Он бродит с Коллинзом по театрам. В театре Амбигю он вновь приходит в восхищение от Фредерика Леметра. Уилки Коллинз согласен с ним, что Леметр — лучший актер из всех, каких им приходилось видеть! Уилки Коллинз согласен с ним, что постановки театра Французской комедии превосходны, а в театре Порт Сен Мартен нет никакой возможности дослушать до конца первый акт. Причина несколько необычная. Диккенс подозревает, что этот театр, должно быть, выстроен над… выгребной ямой. Французам, по-видимому, это нипочем, они принюхались, а вот англичанам приходится в панике убегать со спектакля и даже заглушать эти сильные переживания изрядной порцией бренди…
Горячительные напитки приходится поглощать ежедневно, на обедах, завтраках и ужинах, устраиваемых французскими собратьями в честь знаменитого английского писателя. Надо вести переговоры о переводе своих книг на французский. Хорошо, что с помощью друзей можно проверить, наврал переводчик или нет. Хуже обстоит дело с далекими русскими почитателями. Он не имеет понятия, в каком виде дошли до русских его книги.

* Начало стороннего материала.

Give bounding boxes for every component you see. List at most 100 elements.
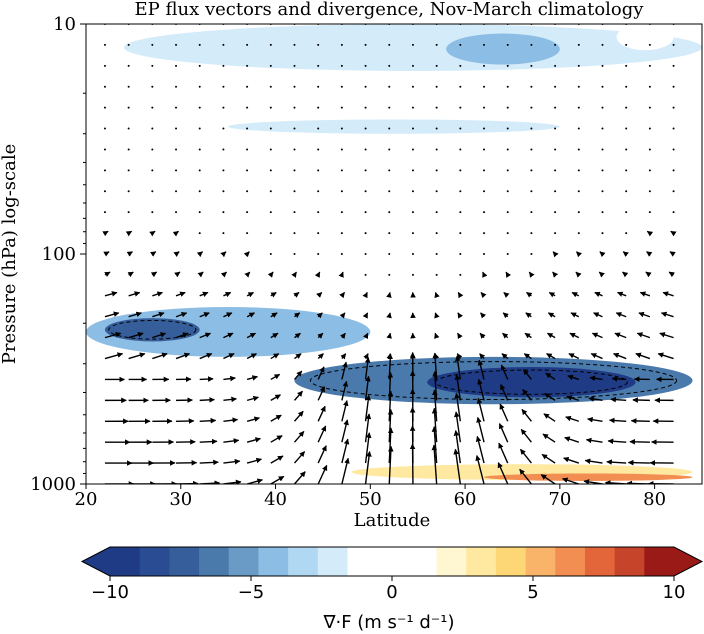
colorbar-tick-label: 5	[527, 582, 538, 603]
flux-vector	[317, 169, 320, 172]
flux-vector	[483, 127, 486, 130]
flux-vector	[269, 85, 272, 88]
flux-vector	[657, 352, 674, 360]
flux-vector	[270, 394, 281, 401]
flux-vector	[104, 352, 124, 360]
flux-vector	[617, 291, 627, 297]
flux-vector	[317, 127, 320, 130]
flux-vector	[196, 251, 203, 258]
x-tick-label: 60	[454, 489, 477, 510]
flux-vector	[577, 127, 580, 130]
flux-vector	[544, 392, 556, 401]
flux-vector	[500, 364, 509, 380]
flux-vector	[223, 353, 235, 360]
flux-vector	[269, 253, 272, 255]
flux-vector	[459, 232, 462, 235]
divergence-fills	[86, 24, 702, 481]
flux-vector	[554, 148, 557, 151]
flux-vector	[362, 312, 369, 319]
flux-vector	[246, 312, 255, 318]
flux-vector	[104, 291, 118, 297]
flux-vector	[672, 64, 675, 67]
flux-vector	[220, 271, 227, 278]
flux-vector	[223, 438, 240, 444]
flux-vector	[599, 251, 606, 258]
flux-vector	[175, 190, 178, 193]
flux-vector	[434, 291, 440, 299]
flux-vector	[554, 43, 557, 46]
colorbar-segment	[258, 547, 289, 576]
flux-vector	[506, 85, 509, 88]
flux-vector	[459, 190, 462, 193]
flux-vector	[411, 253, 414, 255]
flux-vector	[340, 169, 343, 172]
flux-vector	[293, 471, 306, 484]
flux-vector	[639, 291, 651, 297]
colorbar-segment	[169, 547, 200, 576]
y-tick-label: 100	[42, 244, 76, 265]
flux-vector	[174, 271, 181, 278]
flux-vector	[530, 211, 533, 214]
flux-vector	[577, 85, 580, 88]
flux-vector	[459, 85, 462, 88]
flux-vector	[173, 251, 180, 257]
flux-vector	[246, 478, 263, 484]
flux-vector	[223, 396, 237, 403]
flux-vector	[267, 271, 274, 278]
flux-vector	[475, 454, 485, 484]
flux-vector	[128, 332, 144, 339]
flux-vector	[246, 85, 249, 88]
flux-vector	[482, 271, 488, 278]
ep-flux-vectors	[102, 24, 677, 484]
flux-vector	[222, 127, 225, 130]
flux-vector	[198, 43, 201, 46]
flux-vector	[103, 148, 106, 151]
flux-vector	[198, 211, 201, 214]
divergence-region	[484, 473, 693, 481]
flux-vector	[269, 106, 272, 109]
flux-vector	[199, 291, 209, 297]
flux-vector	[270, 353, 280, 360]
flux-vector	[127, 148, 130, 151]
flux-vector	[567, 374, 580, 381]
flux-vector	[199, 459, 219, 466]
flux-vector	[411, 211, 414, 214]
flux-vector	[198, 127, 201, 130]
flux-vector	[431, 407, 438, 443]
flux-vector	[222, 211, 225, 214]
flux-vector	[668, 271, 675, 278]
flux-vector	[388, 127, 391, 130]
flux-vector	[246, 148, 249, 151]
flux-vector	[128, 291, 141, 297]
flux-vector	[269, 232, 272, 235]
divergence-region	[370, 70, 617, 112]
flux-vector	[530, 190, 533, 193]
flux-vector	[127, 190, 130, 193]
flux-vector	[519, 448, 532, 464]
flux-vector	[293, 370, 303, 380]
flux-vector	[270, 435, 283, 443]
flux-vector	[198, 232, 201, 235]
flux-vector	[246, 169, 249, 172]
flux-vector	[530, 127, 533, 130]
flux-vector	[432, 389, 438, 422]
flux-vector	[477, 378, 485, 401]
flux-vector	[293, 232, 296, 235]
flux-vector	[672, 148, 675, 151]
flux-vector	[291, 271, 297, 278]
flux-vector	[246, 291, 254, 298]
flux-vector	[435, 169, 438, 172]
divergence-region	[228, 119, 560, 134]
flux-vector	[577, 106, 580, 109]
flux-vector	[519, 468, 532, 484]
flux-vector	[175, 148, 178, 151]
flux-vector	[223, 458, 241, 465]
divergence-region	[104, 318, 200, 342]
flux-vector	[598, 271, 605, 278]
colorbar-tick-label: 0	[386, 582, 397, 603]
flux-vector	[552, 271, 559, 278]
flux-vector	[568, 353, 580, 360]
flux-vector	[625, 211, 628, 214]
flux-vector	[506, 106, 509, 109]
flux-vector	[103, 211, 106, 214]
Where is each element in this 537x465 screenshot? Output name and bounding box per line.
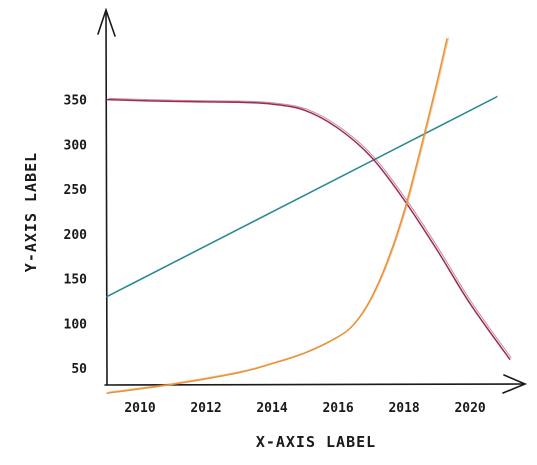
- x-axis-title: X-AXIS LABEL: [256, 433, 376, 451]
- y-tick-label-300: 300: [64, 138, 88, 153]
- y-tick-labels: 50 100 150 200 250 300 350: [64, 94, 88, 378]
- y-tick-label-200: 200: [64, 228, 88, 243]
- series-line-1-sketch-stroke: [108, 95, 499, 296]
- y-tick-label-150: 150: [64, 273, 88, 288]
- x-axis-arrowhead: [502, 374, 528, 394]
- series-line-3-sketch-stroke: [108, 37, 450, 393]
- series-layer: [106, 37, 512, 394]
- y-axis-line: [105, 11, 108, 386]
- y-tick-label-250: 250: [64, 183, 88, 198]
- x-tick-label-2014: 2014: [256, 401, 287, 416]
- series-line-3: [106, 38, 448, 394]
- y-axis-title: Y-AXIS LABEL: [22, 152, 40, 272]
- x-tick-label-2020: 2020: [454, 401, 485, 416]
- y-tick-label-350: 350: [64, 94, 88, 109]
- y-tick-label-50: 50: [71, 362, 87, 377]
- x-tick-label-2018: 2018: [388, 401, 419, 416]
- x-tick-labels: 2010 2012 2014 2016 2018 2020: [124, 401, 486, 416]
- y-tick-label-100: 100: [64, 317, 88, 332]
- series-line-2: [106, 98, 511, 360]
- series-line-2-sketch-stroke: [108, 97, 512, 359]
- x-tick-label-2010: 2010: [124, 401, 155, 416]
- y-axis-arrowhead: [97, 7, 116, 37]
- axes: [97, 7, 528, 394]
- x-tick-label-2016: 2016: [322, 401, 353, 416]
- x-tick-label-2012: 2012: [190, 401, 221, 416]
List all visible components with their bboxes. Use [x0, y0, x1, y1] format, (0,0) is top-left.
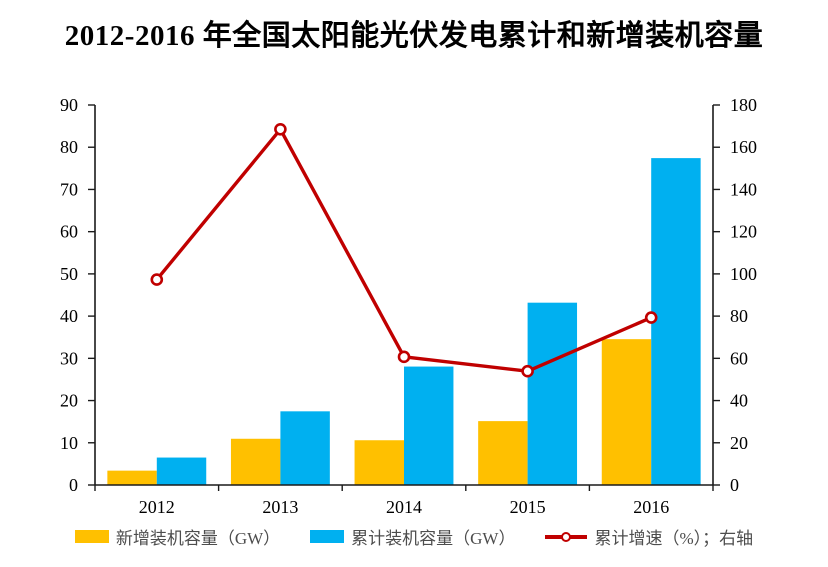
legend-swatch-growth-line: [545, 531, 588, 543]
left-axis-tick-label: 80: [60, 137, 78, 157]
x-axis-category-label: 2014: [386, 497, 422, 517]
bar-new-2015: [478, 421, 528, 485]
x-axis-category-label: 2016: [633, 497, 669, 517]
bar-new-2013: [230, 438, 281, 485]
growth-line-marker-2014: [397, 350, 411, 364]
left-axis-tick-label: 0: [69, 475, 78, 495]
legend-marker-circle-icon: [561, 531, 572, 542]
legend-label-new-capacity: 新增装机容量（GW）: [115, 529, 281, 548]
right-axis-tick-label: 100: [730, 264, 757, 284]
right-axis-tick-label: 140: [730, 179, 757, 199]
right-axis-tick-label: 120: [730, 222, 757, 242]
growth-line: [155, 127, 652, 373]
x-axis-category-label: 2012: [139, 497, 175, 517]
legend-swatch-cumulative-capacity: [310, 530, 345, 543]
left-axis-tick-label: 10: [60, 433, 78, 453]
left-axis-tick-label: 30: [60, 348, 78, 368]
growth-line-marker-2015: [521, 364, 534, 378]
left-axis-tick-label: 60: [60, 222, 78, 242]
right-axis-tick-label: 160: [730, 137, 757, 157]
left-axis-tick-label: 40: [60, 306, 78, 326]
right-axis-tick-label: 180: [730, 95, 757, 115]
left-axis-tick-label: 90: [60, 95, 78, 115]
x-axis-category-label: 2015: [510, 497, 546, 517]
bar-cumulative-2015: [527, 302, 578, 485]
right-axis-tick-label: 80: [730, 306, 748, 326]
right-axis-tick-label: 0: [730, 475, 739, 495]
legend-swatch-new-capacity: [74, 530, 109, 543]
legend-item-growth-rate: 累计增速（%）；右轴: [545, 524, 753, 549]
bar-new-2016: [601, 339, 652, 485]
bar-cumulative-2014: [404, 366, 454, 485]
bar-cumulative-2012: [156, 457, 207, 485]
left-axis-tick-label: 50: [60, 264, 78, 284]
growth-line-marker-2013: [274, 122, 287, 136]
chart-title: 2012-2016 年全国太阳能光伏发电累计和新增装机容量: [64, 20, 764, 52]
bar-new-2014: [354, 440, 404, 485]
growth-line-marker-2012: [150, 273, 164, 286]
left-axis-tick-label: 70: [60, 179, 78, 199]
bar-cumulative-2016: [651, 158, 701, 486]
legend-label-growth-rate: 累计增速（%）；右轴: [594, 529, 754, 548]
x-axis-category-label: 2013: [262, 497, 298, 517]
bar-new-2012: [107, 470, 157, 485]
legend: 新增装机容量（GW） 累计装机容量（GW） 累计增速（%）；右轴: [0, 524, 828, 549]
legend-item-cumulative-capacity: 累计装机容量（GW）: [310, 524, 515, 549]
growth-line-marker-2016: [644, 311, 658, 324]
left-axis-tick-label: 20: [60, 391, 78, 411]
legend-label-cumulative-capacity: 累计装机容量（GW）: [351, 529, 516, 548]
right-axis-tick-label: 20: [730, 433, 748, 453]
bar-cumulative-2013: [280, 411, 330, 485]
right-axis-tick-label: 40: [730, 391, 748, 411]
legend-item-new-capacity: 新增装机容量（GW）: [74, 524, 281, 549]
right-axis-tick-label: 60: [730, 348, 748, 368]
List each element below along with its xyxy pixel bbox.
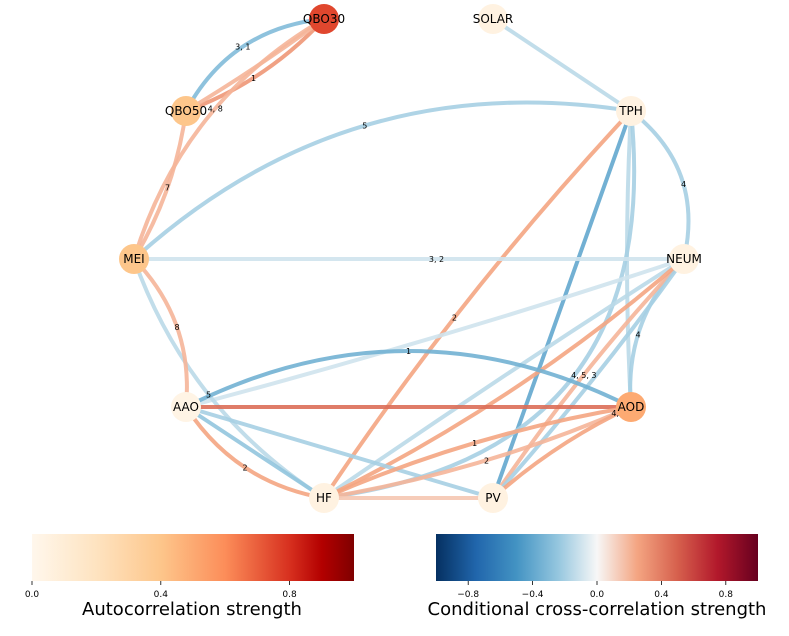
autocorrelation-colorbar-title: Autocorrelation strength [82, 599, 302, 620]
node-hf-circle [309, 483, 339, 513]
colorbar-tick-label: 0.0 [25, 590, 40, 600]
edge-neum-hf [322, 257, 686, 500]
edge-neum-hf [322, 257, 686, 500]
edge-aao-pv [184, 405, 495, 500]
autocorrelation-colorbar: 0.0 0.4 0.8 Autocorrelation strength [25, 534, 354, 620]
edge-lag-label: 7 [165, 184, 170, 193]
colorbar-tick-label: 0.4 [154, 590, 169, 600]
edge-mei-qbo30 [132, 17, 326, 261]
edge-lag-label: 8 [174, 323, 179, 332]
cross-correlation-colorbar-gradient [436, 534, 758, 581]
node-aao: AAO [171, 392, 201, 422]
node-pv: PV [478, 483, 508, 513]
node-tph-circle [616, 96, 646, 126]
node-aao-circle [171, 392, 201, 422]
edge-mei-qbo50 [132, 109, 188, 261]
node-solar: SOLAR [473, 4, 514, 34]
edge-lag-label: 2 [452, 314, 457, 323]
node-neum-circle [669, 244, 699, 274]
nodes-layer: QBO30 SOLAR QBO50 TPH MEI NEUM AAO AOD HF PV [119, 4, 702, 513]
edge-tph-neum [629, 109, 691, 261]
node-tph-label: TPH [618, 104, 643, 118]
node-solar-label: SOLAR [473, 12, 514, 26]
edge-qbo50-qbo30 [184, 17, 326, 113]
edge-neum-pv [491, 257, 686, 500]
node-tph: TPH [616, 96, 646, 126]
edge-lag-label: 4, 8 [208, 105, 223, 114]
node-qbo50-label: QBO50 [165, 104, 207, 118]
node-qbo50: QBO50 [165, 96, 207, 126]
edge-lag-label: 4 [681, 180, 686, 189]
edge-lag-label: 2 [484, 456, 489, 465]
cross-correlation-colorbar: −0.8 −0.4 0.0 0.4 0.8 Conditional cross-corr… [428, 534, 767, 620]
edge-solar-tph [491, 17, 633, 113]
edge-lag-label: 1 [472, 439, 477, 448]
edge-tph-hf [322, 109, 633, 500]
node-mei-label: MEI [123, 252, 144, 266]
node-hf-label: HF [316, 491, 332, 505]
edge-lag-label: 4 [636, 330, 641, 339]
edge-lag-label: 3, 1 [235, 43, 250, 52]
edge-hf-aod [322, 405, 633, 500]
edge-lag-label: 3, 2 [429, 255, 444, 264]
edge-mei-aao [132, 257, 189, 409]
node-qbo50-circle [171, 96, 201, 126]
node-aao-label: AAO [173, 400, 199, 414]
edge-hf-aod [322, 405, 633, 500]
edges-layer [132, 17, 691, 501]
node-pv-label: PV [485, 491, 501, 505]
node-aod-label: AOD [618, 400, 645, 414]
edge-neum-pv [491, 257, 686, 500]
colorbar-tick-label: 0.0 [590, 590, 605, 600]
colorbar-tick-label: 0.4 [654, 590, 669, 600]
colorbar-tick-label: −0.8 [457, 590, 479, 600]
edge-mei-tph [132, 100, 633, 261]
edge-lag-label: 5 [362, 122, 367, 131]
edge-neum-aao [184, 257, 686, 409]
node-qbo30: QBO30 [303, 4, 345, 34]
node-qbo30-circle [309, 4, 339, 34]
autocorrelation-colorbar-ticks: 0.0 0.4 0.8 [25, 581, 297, 600]
node-mei: MEI [119, 244, 149, 274]
node-neum-label: NEUM [666, 252, 702, 266]
colorbar-tick-label: −0.4 [522, 590, 544, 600]
node-aod: AOD [616, 392, 646, 422]
edge-lag-label: 2 [243, 464, 248, 473]
node-neum: NEUM [666, 244, 702, 274]
edge-aao-hf [184, 405, 326, 500]
edge-lag-label: 1 [406, 347, 411, 356]
edge-qbo50-qbo30 [184, 17, 326, 113]
node-hf: HF [309, 483, 339, 513]
edge-lag-label: 5 [206, 391, 211, 400]
node-pv-circle [478, 483, 508, 513]
cross-correlation-colorbar-title: Conditional cross-correlation strength [428, 599, 767, 620]
edge-lag-label: 4, 5, 3 [571, 371, 596, 380]
cross-correlation-colorbar-ticks: −0.8 −0.4 0.0 0.4 0.8 [457, 581, 733, 600]
node-qbo30-label: QBO30 [303, 12, 345, 26]
node-solar-circle [478, 4, 508, 34]
colorbar-tick-label: 0.8 [719, 590, 734, 600]
node-aod-circle [616, 392, 646, 422]
autocorrelation-colorbar-gradient [32, 534, 354, 581]
edge-aao-aod [184, 349, 633, 409]
node-mei-circle [119, 244, 149, 274]
edge-lag-label: 1 [251, 74, 256, 83]
edge-tph-pv [491, 109, 633, 500]
edge-pv-aod [491, 405, 633, 500]
colorbar-tick-label: 0.8 [282, 590, 297, 600]
edge-aao-hf [184, 405, 326, 500]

Еще лет шесть назад какой-то русский джентльмен прислал ему книгу «Домби и сын» на русском языке и отрекомендовался переводчиком ее. Джентльмен перевел, по его словам, не только «Домби», но и «Пиквика». Джентльмен писал, что в течение последних одиннадцати лет имя Чарльза Диккенса широко известно в России и книги его с жадностью читаются от берегов Невы до самых отдаленных уголков Сибири. А «Домби и сын» вызывает всеобщее восхищение литературной России. В своем послании переводчик сообщал знаменитому писателю, что он почитал необходимым в переводе сократить «Записки Пиквикского клуба». Причина — невозможность точно передать прелести оригинала; хотя русский язык и является самым богатым в Европе средствами выразительности, но литературный язык России еще не так отшлифован, как языки других цивилизованных наций.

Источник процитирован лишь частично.